98 Años de la Fundación del Municipio de Pánfilo Natera, Zacatecas.

Fredy González Vázquez, alcalde de Pánfilo Natera, acompañado de su cabildo y sindica, además de la población local, incluyendo ex presidentes de este municipio, celebraron con una emotiva ceremonia la fundación de este territorio el 21 de julio 1928, al separarse de Ojocaliente, y que ha permitido a este territorio desarrollar un legado de orgullo , herencia e historia.

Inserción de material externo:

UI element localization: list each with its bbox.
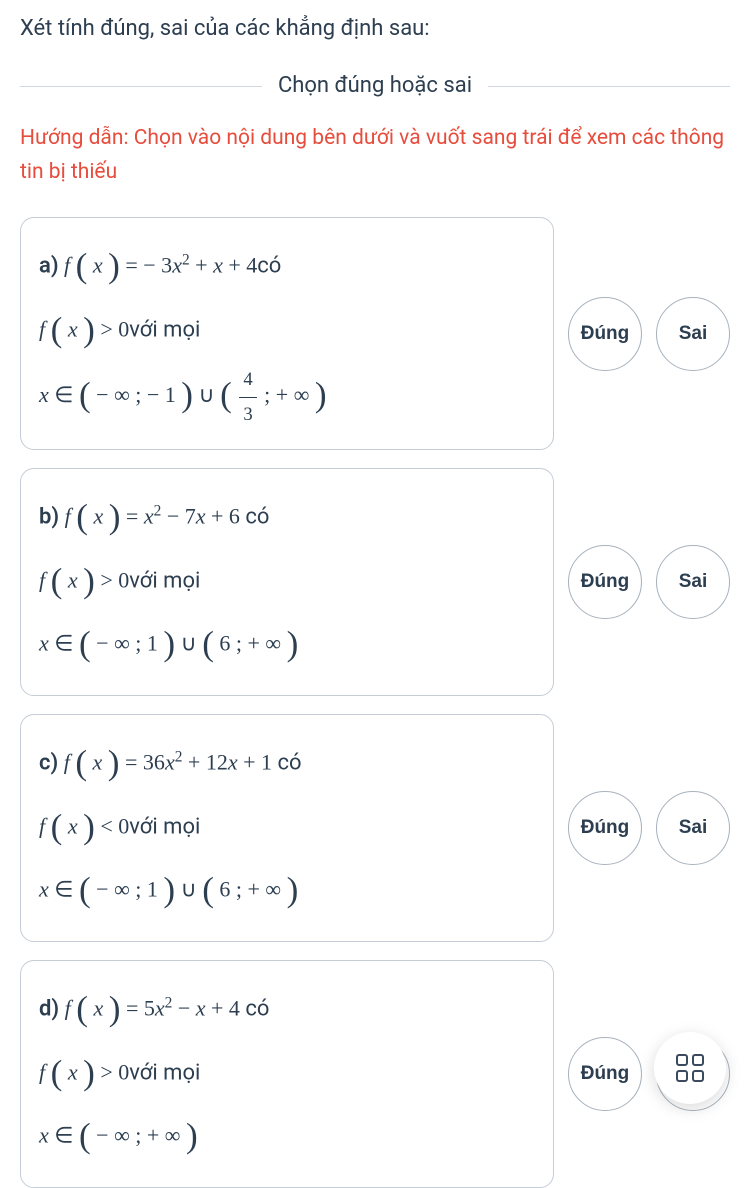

Hubo un tiempo en que estas llanuras no conocían los límites de los mapas, sino el andar libre de los guachichiles. En este rincón del Altiplano zacatecano, el viento soplaba entre el semidesierto narrando historias de arcos y flechas. La tierra, bendecida por un sol incansable, aguardaba en silencio el llamado de los siglos, resguardando en sus entrañas la promesa de la fertilidad y el cobijo.

El Umbral Colonial

Con la llegada de los pasos españoles y el trazado del Camino Real de Tierra Adentro, el paisaje comenzó a transformarse. Lo que hoy es Pánfilo Natera vio nacer haciendas y rancherías que, como perlas esparcidas en el desierto, congregaron a hombres y mujeres de fe y azadón. Durante el virreinato y el siglo XIX, el paraje de *La Blanca* comenzó a erigirse no solo como un punto de descanso para los viajeros sedientos, sino como un hogar de voluntades inquebrantables. Su blanca tierra, reflejo destellante bajo el mediodía, bautizó la esperanza de sus primeros pobladores.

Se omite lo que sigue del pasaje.